The recordings are about 25 hours long in total
and were made in spring 2020
after a corresponding in-class Bachelor course was cancelled due to Corona.
### Objective
The **main goal** is to **prepare** students
for **further studies** in the "field" of **data science**.
for **further studies** in the "field" of **data science**,
including but not limited to topics such as:
- algorithms & data structures
- data cleaning & wrangling
- data visualization
- data engineering (incl. SQL databases)
- data mining (incl. web scraping)
- linear algebra
- machine learning (incl. feature generation & deep learning)
- optimization & (meta-)heuristics (incl. management science & operations research)
- statistics & econometrics
- quantitative finance (e.g., option valuation)
- quantitative marketing (e.g., customer segmentation)
- quantitative supply chain management (e.g., forecasting)
- web development (incl. APIs)
### Prerequisites
To be suitable for *beginners*, there are *no* formal prerequisites.

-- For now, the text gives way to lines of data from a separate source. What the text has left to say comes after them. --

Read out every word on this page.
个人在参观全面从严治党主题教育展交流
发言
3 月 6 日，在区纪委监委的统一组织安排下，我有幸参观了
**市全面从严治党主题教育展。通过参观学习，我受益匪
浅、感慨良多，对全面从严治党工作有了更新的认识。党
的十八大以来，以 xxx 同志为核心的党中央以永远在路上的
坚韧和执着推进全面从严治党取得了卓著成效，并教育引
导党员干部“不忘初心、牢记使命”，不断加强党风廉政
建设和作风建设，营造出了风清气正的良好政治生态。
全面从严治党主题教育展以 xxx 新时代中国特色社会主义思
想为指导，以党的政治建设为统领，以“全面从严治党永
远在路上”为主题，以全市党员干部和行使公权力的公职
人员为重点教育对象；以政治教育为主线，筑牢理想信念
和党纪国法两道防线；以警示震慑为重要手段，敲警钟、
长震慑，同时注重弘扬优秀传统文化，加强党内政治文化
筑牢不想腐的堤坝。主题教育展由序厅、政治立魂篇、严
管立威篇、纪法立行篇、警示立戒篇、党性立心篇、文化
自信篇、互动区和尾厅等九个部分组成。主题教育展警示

It is only expected that the student has:
- a *solid* understanding of the **English** language,
- knowledge of **basic mathematics** from high school,
- the ability to **think conceptually** and **reason logically**, and
- the willingness to **invest** around **90-120 hours** on this course.
## Getting started
If you are a total beginner,
follow the instructions in the "Installation" section next.
If you are familiar with
the [git](https://git-scm.com/)
and [poetry](https://python-poetry.org/docs/) command-line tools,
you may want to look at the "Alternative Installation" section further below.
### Installation
To follow this course, an installation of **Python 3.11** or higher is expected.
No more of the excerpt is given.